VALLEJO — Vallejo resident Joann Ramirez came to a regional, free dental clinic at the Solano County Fairgrounds on Friday with a mouthful of pain.
She described her teeth as “very sensitive.” She needed fillings.
By about 7:30 a.m., Ramirez sat in a card table chair inside a section of the exhibition hall designated as a waiting area. In front of her she could see her destination. What seemed like a sea of dentists and assistants in blue gowns worked on patients.
Ramirez said she was well on her way to a wonderful, new, painless smile. Just the thought brought a smile to her face even before the treatment.
The California Dental Association and California Dental Association Foundation sponsored the CDA Cares event. The event will continue and conclude Saturday, with clinic doors opening at 5:30 a.m. No identification is required.
It’s a simple idea that requires plenty of preparation and resources: People simply show up and get free dental care. About 400 dentists, 400 dental professionals and 900 or so other volunteers will come to the fairgrounds over the two days to help them.
An estimated 10 million Californians have trouble getting dental care. Reasons range from unemployment to no insurance to lack of transportation to lack of oral health education, according to the California Dental Association.
CDA Cares two-day clinics at other locations have drawn about 2,000 people, with some coming a day early to camp out so they can be certain of getting in.
The Solano County clinic had its early birds. Vallejo resident Levardie Davis arrived at about 9 a.m. Thursday. She lined up with about 10 other people.
Davis hadn’t been to a dentist in about three years, since her insurance ran out. She had painful teeth, some loose. She kept cutting her tongue on a broken tooth.
She and the rest were prepared to camp out. Instead, the clinic checked them in that day at about 2 p.m., in effect reserving them a place in line.
“We didn’t have to spend the night, but we had tents, blankets and stuff,” Davis said.
Patients started their visits in McCormack Hall. That’s where they had their teeth looked at initially and had X-rays taken, basically getting screened before heading to the exhibition hall for treatment.
Many of the patients coming to the clinics have missing teeth, said James Stephens, president of the California Dental Association and a Palo Alto dentist. That can discourage them from finding work, especially if they’re seeking a job in the service sector, he said.
“If you can’t smile and feel good about it, it’s hard to do it,” Stephens said.
He talked of a man who had only three teeth. The clinic would give him a stay plate, which is a plastic, partial denture.

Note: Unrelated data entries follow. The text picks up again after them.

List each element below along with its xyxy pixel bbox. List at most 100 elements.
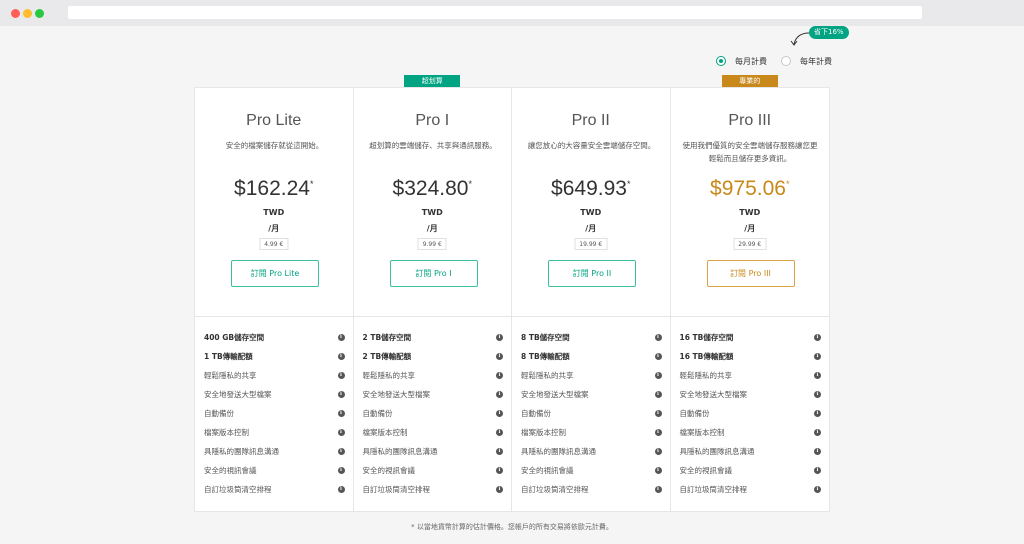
plan-period: /月 xyxy=(426,224,438,233)
plan-eur-price: 19.99 € xyxy=(574,238,608,250)
plan-currency: TWD xyxy=(421,208,443,217)
plan-tag: 專業的 xyxy=(721,75,778,87)
info-icon[interactable]: i xyxy=(654,448,662,455)
divider xyxy=(353,316,511,317)
feature-item: 自訂垃圾筒清空排程 i xyxy=(680,480,821,499)
close-window-icon[interactable] xyxy=(11,9,20,18)
info-icon[interactable]: i xyxy=(814,448,821,455)
monthly-label: 每月計費 xyxy=(735,56,767,66)
feature-item: 安全地發送大型檔案 i xyxy=(680,385,821,404)
info-icon[interactable]: i xyxy=(654,334,662,341)
info-icon[interactable]: i xyxy=(496,410,503,417)
info-icon[interactable]: i xyxy=(337,448,345,455)
info-icon[interactable]: i xyxy=(814,334,821,341)
subscribe-pro-ii-button[interactable]: 訂閱 Pro II xyxy=(548,260,636,287)
feature-item: 自動備份 i xyxy=(363,404,503,423)
feature-item: 2 TB傳輸配額 i xyxy=(363,347,503,366)
info-icon[interactable]: i xyxy=(337,467,345,474)
plan-currency: TWD xyxy=(580,208,602,217)
plan-description: 超划算的雲端儲存、共享與通訊服務。 xyxy=(369,141,497,150)
yearly-radio[interactable] xyxy=(781,56,791,66)
info-icon[interactable]: i xyxy=(654,353,662,360)
price-footnote: * 以當地貨幣計算的估計價格。您帳戶的所有交易將依歐元計費。 xyxy=(411,523,613,531)
info-icon[interactable]: i xyxy=(814,429,821,436)
divider xyxy=(670,316,829,317)
info-icon[interactable]: i xyxy=(814,391,821,398)
info-icon[interactable]: i xyxy=(814,372,821,379)
plan-price: $324.80* xyxy=(392,177,472,200)
feature-list: 8 TB儲存空間 i 8 TB傳輸配額 i 輕鬆隱私的共享 i 安全地發送大型檔案 i … xyxy=(521,328,662,499)
info-icon[interactable]: i xyxy=(337,486,345,493)
feature-item: 自動備份 i xyxy=(680,404,821,423)
feature-item: 安全地發送大型檔案 i xyxy=(363,385,503,404)
divider xyxy=(512,316,670,317)
info-icon[interactable]: i xyxy=(814,353,821,360)
plan-description: 安全的檔案儲存就從這開始。 xyxy=(225,141,324,150)
info-icon[interactable]: i xyxy=(814,467,821,474)
info-icon[interactable]: i xyxy=(496,391,503,398)
subscribe-pro-iii-button[interactable]: 訂閱 Pro III xyxy=(706,260,795,287)
plan-price: $649.93* xyxy=(551,177,631,200)
feature-item: 400 GB儲存空間 i xyxy=(204,328,345,347)
plan-period: /月 xyxy=(744,224,756,233)
info-icon[interactable]: i xyxy=(654,391,662,398)
info-icon[interactable]: i xyxy=(337,429,345,436)
plan-name: Pro III xyxy=(728,112,772,129)
browser-titlebar xyxy=(0,0,1024,26)
feature-item: 8 TB儲存空間 i xyxy=(521,328,662,347)
feature-item: 檔案版本控制 i xyxy=(680,423,821,442)
plan-price: $975.06* xyxy=(710,177,790,200)
plan-description: 使用我們優質的安全雲端儲存服務讓您更輕鬆而且儲存更多資訊。 xyxy=(682,141,818,163)
info-icon[interactable]: i xyxy=(496,486,503,493)
feature-item: 安全地發送大型檔案 i xyxy=(521,385,662,404)
subscribe-pro-lite-button[interactable]: 訂閱 Pro Lite xyxy=(231,260,319,287)
minimize-window-icon[interactable] xyxy=(23,9,32,18)
feature-item: 8 TB傳輸配額 i xyxy=(521,347,662,366)
info-icon[interactable]: i xyxy=(337,372,345,379)
pricing-page: 省下16% 每月計費 每年計費 Pro Lite 安全的檔案儲存就從這開始。 $… xyxy=(0,26,1024,544)
info-icon[interactable]: i xyxy=(496,353,503,360)
feature-item: 2 TB儲存空間 i xyxy=(363,328,503,347)
plan-name: Pro Lite xyxy=(246,112,302,129)
feature-item: 安全的視訊會議 i xyxy=(204,461,345,480)
info-icon[interactable]: i xyxy=(496,448,503,455)
info-icon[interactable]: i xyxy=(654,372,662,379)
maximize-window-icon[interactable] xyxy=(35,9,44,18)
info-icon[interactable]: i xyxy=(814,410,821,417)
feature-list: 400 GB儲存空間 i 1 TB傳輸配額 i 輕鬆隱私的共享 i 安全地發送大型檔案… xyxy=(204,328,345,499)
yearly-label: 每年計費 xyxy=(800,56,832,66)
billing-monthly-option[interactable]: 每月計費 xyxy=(716,53,767,69)
info-icon[interactable]: i xyxy=(654,410,662,417)
feature-list: 16 TB儲存空間 i 16 TB傳輸配額 i 輕鬆隱私的共享 i 安全地發送大型檔案… xyxy=(680,328,821,499)
plan-eur-price: 29.99 € xyxy=(733,238,767,250)
feature-item: 具隱私的團隊訊息溝通 i xyxy=(204,442,345,461)
info-icon[interactable]: i xyxy=(337,410,345,417)
feature-item: 檔案版本控制 i xyxy=(363,423,503,442)
billing-yearly-option[interactable]: 每年計費 xyxy=(781,53,832,69)
info-icon[interactable]: i xyxy=(496,467,503,474)
address-bar[interactable] xyxy=(68,6,922,19)
plan-price: $162.24* xyxy=(234,177,314,200)
plan-period: /月 xyxy=(268,224,280,233)
info-icon[interactable]: i xyxy=(654,429,662,436)
info-icon[interactable]: i xyxy=(337,353,345,360)
info-icon[interactable]: i xyxy=(654,467,662,474)
feature-item: 具隱私的團隊訊息溝通 i xyxy=(363,442,503,461)
info-icon[interactable]: i xyxy=(337,391,345,398)
subscribe-pro-i-button[interactable]: 訂閱 Pro I xyxy=(389,260,478,287)
info-icon[interactable]: i xyxy=(496,372,503,379)
info-icon[interactable]: i xyxy=(814,486,821,493)
feature-item: 自動備份 i xyxy=(521,404,662,423)
plan-card-pro-lite: Pro Lite 安全的檔案儲存就從這開始。 $162.24* TWD /月 4… xyxy=(195,88,354,511)
feature-item: 具隱私的團隊訊息溝通 i xyxy=(680,442,821,461)
feature-item: 自訂垃圾筒清空排程 i xyxy=(363,480,503,499)
pricing-table: Pro Lite 安全的檔案儲存就從這開始。 $162.24* TWD /月 4… xyxy=(194,75,830,512)
monthly-radio[interactable] xyxy=(716,56,726,66)
feature-item: 檔案版本控制 i xyxy=(521,423,662,442)
info-icon[interactable]: i xyxy=(496,334,503,341)
info-icon[interactable]: i xyxy=(654,486,662,493)
info-icon[interactable]: i xyxy=(496,429,503,436)
feature-item: 安全的視訊會議 i xyxy=(680,461,821,480)
plan-name: Pro II xyxy=(571,112,610,129)
info-icon[interactable]: i xyxy=(337,334,345,341)
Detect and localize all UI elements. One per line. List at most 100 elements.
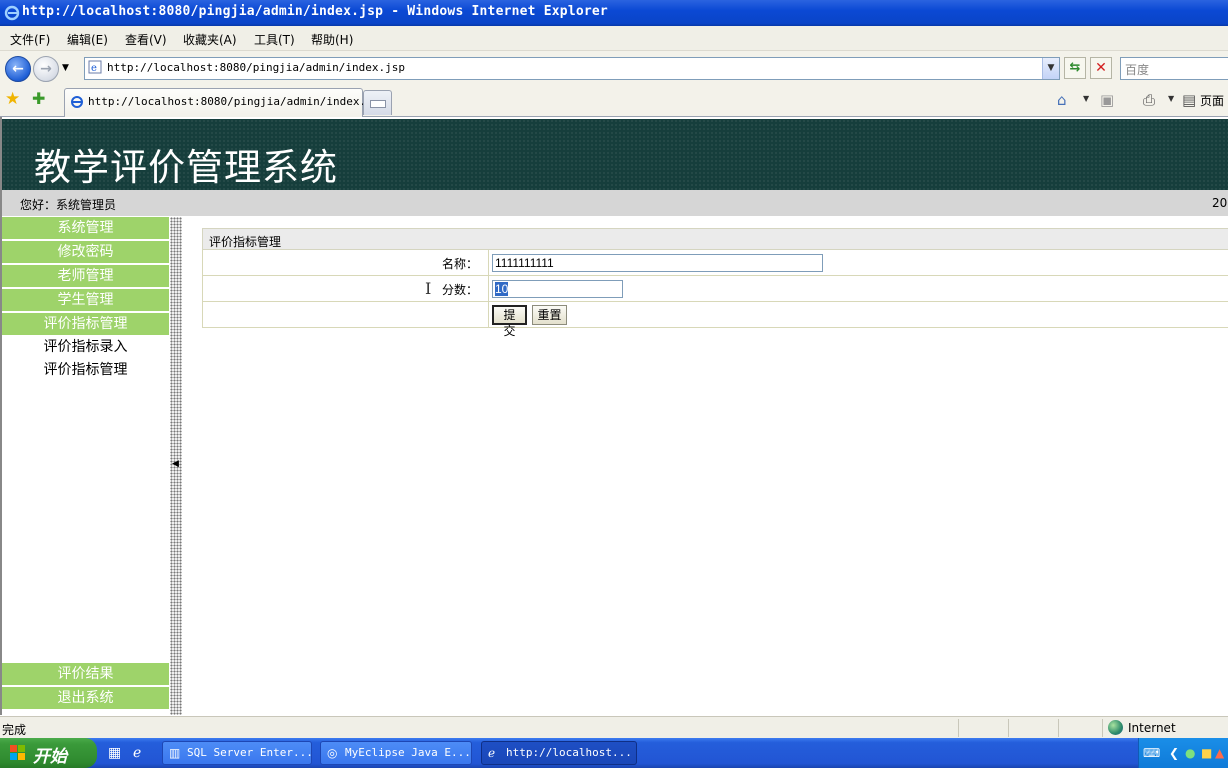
score-label-cell: 分数： bbox=[203, 276, 489, 302]
sidebar-splitter[interactable]: ◀ bbox=[170, 217, 182, 715]
app-title: 教学评价管理系统 bbox=[34, 146, 338, 189]
page-icon: e bbox=[88, 60, 102, 74]
status-divider bbox=[1102, 719, 1103, 737]
greeting-text: 您好：系统管理员 bbox=[20, 198, 117, 212]
status-text: 完成 bbox=[2, 723, 27, 737]
web-content: 教学评价管理系统 您好：系统管理员 20 系统管理 修改密码 老师管理 学生管理… bbox=[0, 117, 1228, 715]
menu-bar: 文件(F) 编辑(E) 查看(V) 收藏夹(A) 工具(T) 帮助(H) bbox=[0, 26, 1228, 51]
task-label: SQL Server Enter... bbox=[187, 746, 313, 759]
sidebar-item-teachers[interactable]: 老师管理 bbox=[2, 265, 169, 289]
tab-active[interactable]: http://localhost:8080/pingjia/admin/inde… bbox=[64, 88, 379, 117]
history-dropdown-icon[interactable]: ▼ bbox=[62, 63, 69, 73]
sidebar-item-results[interactable]: 评价结果 bbox=[2, 663, 169, 687]
tray-expand-icon[interactable]: ❮ bbox=[1169, 746, 1179, 760]
sidebar: 系统管理 修改密码 老师管理 学生管理 评价指标管理 评价指标录入 评价指标管理… bbox=[2, 217, 169, 715]
sidebar-item-change-password[interactable]: 修改密码 bbox=[2, 241, 169, 265]
form-title: 评价指标管理 bbox=[209, 235, 282, 249]
name-input[interactable]: 1111111111 bbox=[492, 254, 823, 272]
start-label: 开始 bbox=[33, 747, 67, 767]
start-button[interactable]: 开始 bbox=[0, 738, 97, 768]
sidebar-item-students[interactable]: 学生管理 bbox=[2, 289, 169, 313]
tray-app-icon[interactable]: ● bbox=[1185, 746, 1195, 760]
button-row: 提交 重置 bbox=[202, 302, 1228, 338]
myeclipse-icon: ◎ bbox=[327, 746, 338, 760]
page-menu-label[interactable]: 页面 bbox=[1200, 92, 1224, 109]
form-title-bar: 评价指标管理 bbox=[202, 228, 1228, 250]
back-arrow-icon: ← bbox=[12, 61, 24, 77]
new-tab-icon bbox=[370, 100, 386, 108]
search-input[interactable]: 百度 bbox=[1120, 57, 1228, 80]
score-input[interactable]: 10 bbox=[492, 280, 623, 298]
button-label-cell bbox=[203, 302, 489, 328]
back-button[interactable]: ← bbox=[5, 56, 31, 82]
date-text: 20 bbox=[1212, 196, 1228, 210]
sidebar-item-system[interactable]: 系统管理 bbox=[2, 217, 169, 241]
forward-button[interactable]: → bbox=[33, 56, 59, 82]
menu-favorites[interactable]: 收藏夹(A) bbox=[183, 31, 237, 48]
tray-app-icon[interactable]: ■ bbox=[1201, 746, 1212, 760]
sidebar-subitem-indicator-manage[interactable]: 评价指标管理 bbox=[2, 359, 169, 382]
sidebar-item-indicators[interactable]: 评价指标管理 bbox=[2, 313, 169, 337]
menu-view[interactable]: 查看(V) bbox=[125, 31, 167, 48]
status-divider bbox=[1008, 719, 1009, 737]
print-icon[interactable]: ⎙ bbox=[1143, 91, 1155, 109]
task-ie[interactable]: ℯ http://localhost... bbox=[481, 741, 637, 765]
text-cursor-icon: I bbox=[425, 279, 432, 298]
tray-app-icon[interactable]: ▲ bbox=[1215, 746, 1224, 760]
feeds-icon[interactable]: ▣ bbox=[1100, 91, 1114, 109]
home-icon[interactable]: ⌂ bbox=[1057, 91, 1067, 109]
address-dropdown-icon[interactable]: ▼ bbox=[1042, 58, 1059, 79]
name-label: 名称： bbox=[441, 257, 478, 271]
address-url[interactable]: http://localhost:8080/pingjia/admin/inde… bbox=[107, 61, 405, 74]
ie-logo-icon bbox=[4, 5, 20, 21]
name-label-cell: 名称： bbox=[203, 250, 489, 276]
page-menu-icon[interactable]: ▤ bbox=[1182, 91, 1196, 109]
refresh-icon[interactable]: ⇆ bbox=[1064, 57, 1086, 79]
add-favorite-icon[interactable]: ✚ bbox=[32, 89, 45, 108]
window-title-bar[interactable]: http://localhost:8080/pingjia/admin/inde… bbox=[0, 0, 1228, 26]
internet-zone-icon bbox=[1108, 720, 1123, 735]
sidebar-item-logout[interactable]: 退出系统 bbox=[2, 687, 169, 711]
address-bar[interactable]: e http://localhost:8080/pingjia/admin/in… bbox=[84, 57, 1060, 80]
ie-task-icon: ℯ bbox=[488, 746, 496, 760]
windows-logo-icon bbox=[10, 745, 25, 760]
zone-label: Internet bbox=[1128, 721, 1176, 735]
task-label: MyEclipse Java E... bbox=[345, 746, 471, 759]
score-row: 分数： 10 bbox=[202, 276, 1228, 302]
reset-button[interactable]: 重置 bbox=[532, 305, 567, 325]
keyboard-icon[interactable]: ⌨ bbox=[1143, 746, 1160, 760]
favorites-star-icon[interactable]: ★ bbox=[5, 89, 20, 109]
search-placeholder: 百度 bbox=[1125, 63, 1150, 77]
forward-arrow-icon: → bbox=[40, 61, 52, 77]
show-desktop-icon[interactable]: ▦ bbox=[108, 745, 124, 761]
taskbar: 开始 ▦ ℯ ▥ SQL Server Enter... ◎ MyEclipse… bbox=[0, 738, 1228, 768]
ie-quicklaunch-icon[interactable]: ℯ bbox=[133, 745, 149, 761]
score-value-selected: 10 bbox=[495, 282, 509, 296]
tab-page-icon bbox=[71, 96, 83, 108]
status-divider bbox=[958, 719, 959, 737]
task-label: http://localhost... bbox=[506, 746, 632, 759]
greeting-bar: 您好：系统管理员 20 bbox=[2, 190, 1228, 216]
task-myeclipse[interactable]: ◎ MyEclipse Java E... bbox=[320, 741, 472, 765]
system-tray: ⌨ ❮ ● ■ ▲ bbox=[1138, 738, 1228, 768]
status-bar: 完成 Internet bbox=[0, 716, 1228, 739]
collapse-arrow-icon[interactable]: ◀ bbox=[172, 459, 179, 469]
name-row: 名称： 1111111111 bbox=[202, 250, 1228, 276]
status-divider bbox=[1058, 719, 1059, 737]
task-sql-server[interactable]: ▥ SQL Server Enter... bbox=[162, 741, 313, 765]
stop-icon[interactable]: ✕ bbox=[1090, 57, 1112, 79]
print-dropdown-icon[interactable]: ▼ bbox=[1168, 94, 1174, 103]
menu-tools[interactable]: 工具(T) bbox=[254, 31, 295, 48]
menu-file[interactable]: 文件(F) bbox=[10, 31, 50, 48]
sql-server-icon: ▥ bbox=[169, 746, 181, 760]
window-title: http://localhost:8080/pingjia/admin/inde… bbox=[22, 4, 608, 19]
app-banner: 教学评价管理系统 bbox=[2, 119, 1228, 190]
home-dropdown-icon[interactable]: ▼ bbox=[1083, 94, 1089, 103]
score-label: 分数： bbox=[441, 283, 478, 297]
menu-help[interactable]: 帮助(H) bbox=[311, 31, 353, 48]
menu-edit[interactable]: 编辑(E) bbox=[67, 31, 108, 48]
new-tab-button[interactable] bbox=[363, 90, 392, 115]
submit-button[interactable]: 提交 bbox=[492, 305, 527, 338]
sidebar-subitem-indicator-entry[interactable]: 评价指标录入 bbox=[2, 336, 169, 359]
tab-label: http://localhost:8080/pingjia/admin/inde… bbox=[88, 95, 380, 108]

“We’re going to give him a smile,” Stephens said. “You can’t do that for everybody, but when you can, it’s a real gift.”
But the clinic in a few hours can’t solve all dental problems for patients who may not have seen a dentist in years.
“We’re trying to focus on their most pressing need: pain and infection,” Stephens said.
As the clinic started Friday morning, a pounding rain hit the fairgrounds, the type that can drench a person in a matter of seconds. A stream of brown water ran through the parking lot. Volunteers heading to their posts on the fairgrounds streets jumped over puddles.
But rain didn’t stop people from coming to the clinic. If a smile makes a good umbrella, as the old song says, a lot of them left better equipped to handle the wet.